Les techniques s'affinent

Au cours de l'Antiquité puis du Moyen Âge, les techniques s'affinent sans pour autant changer fondamentalement. Seule découverte de taille, on ajoute du houblon dans les recettes à partir du XIe siècle, le houblonnage de la bière se généralise. Les propriétés antioxydantes ainsi que l'amertume prononcée de cet aromate de la famille du cannabis ont certainement scellé son succès : grâce à lui, les saveurs aigres de l'oxydation se développent plus lentement. Cependant, les bières de la préhistoire jusqu'à la révolution industrielle étaient avant tout des aliments.

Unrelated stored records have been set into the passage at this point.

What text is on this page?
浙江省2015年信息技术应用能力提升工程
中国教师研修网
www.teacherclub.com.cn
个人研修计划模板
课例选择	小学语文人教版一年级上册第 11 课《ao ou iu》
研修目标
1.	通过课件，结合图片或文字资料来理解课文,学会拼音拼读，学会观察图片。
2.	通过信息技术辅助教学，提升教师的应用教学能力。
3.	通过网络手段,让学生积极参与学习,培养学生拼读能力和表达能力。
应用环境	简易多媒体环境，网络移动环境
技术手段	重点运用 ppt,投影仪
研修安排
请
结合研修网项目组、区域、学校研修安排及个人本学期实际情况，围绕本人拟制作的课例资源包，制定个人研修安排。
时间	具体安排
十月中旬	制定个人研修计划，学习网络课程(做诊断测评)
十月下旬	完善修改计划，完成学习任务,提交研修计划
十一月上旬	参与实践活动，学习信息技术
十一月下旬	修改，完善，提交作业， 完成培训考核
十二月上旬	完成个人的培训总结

Au cours du XIXe siècle, on met au point successivement des procédés de maltage permettant d'obtenir des bières blondes, des machine à vapeur à même d'alimenter la production et de transporter la bière sur de longues distances. Les bouteilles en verre produites en série permettant de conserver le gaz de la bière font leur apparition. Et, surtout, les découvertes de Louis Pasteur ouvrent la voie à de nombreuses avancées sur le contrôle des fermentations, qui étaient jusqu'alors souvent perçues comme relevant de la magie pure et simple.

L'artisanat retrouve sa place

L'industrialisation du brassage a fortement concentré les brasseries. Tout au long du XXe siècel, les industriels n'ont eu de cesse de diminuer le nombre de marques et surtout de sites de production afin d'optimiser la rentabilité. A l'aube du XXIe siècle, cette situation connaît un net revirement : l'essor sans précédent des brasseries artisanales. Aux Etats-Unis d'abord. Une nouvelle génération de brasseurs fait le pari d'une production locale en faibles volumes, où le goût et l'identité de la bière l'emporte sur les considérations financières. Ce mouvement, né dans le années 1980, s'étend et gagne progressivement de nombreux pays développés comme le Canada (en particulier le Québec), la Scandinavie, la France, l'Italie, ou plus récemment, des pays comme le Mexique ou le Brésil. Cet engouement pour la "craft beer" donne aussi un nouveau souffle à des traditions brassicoles parfois sur le déclin, comme en Belgique ou en Allemagne.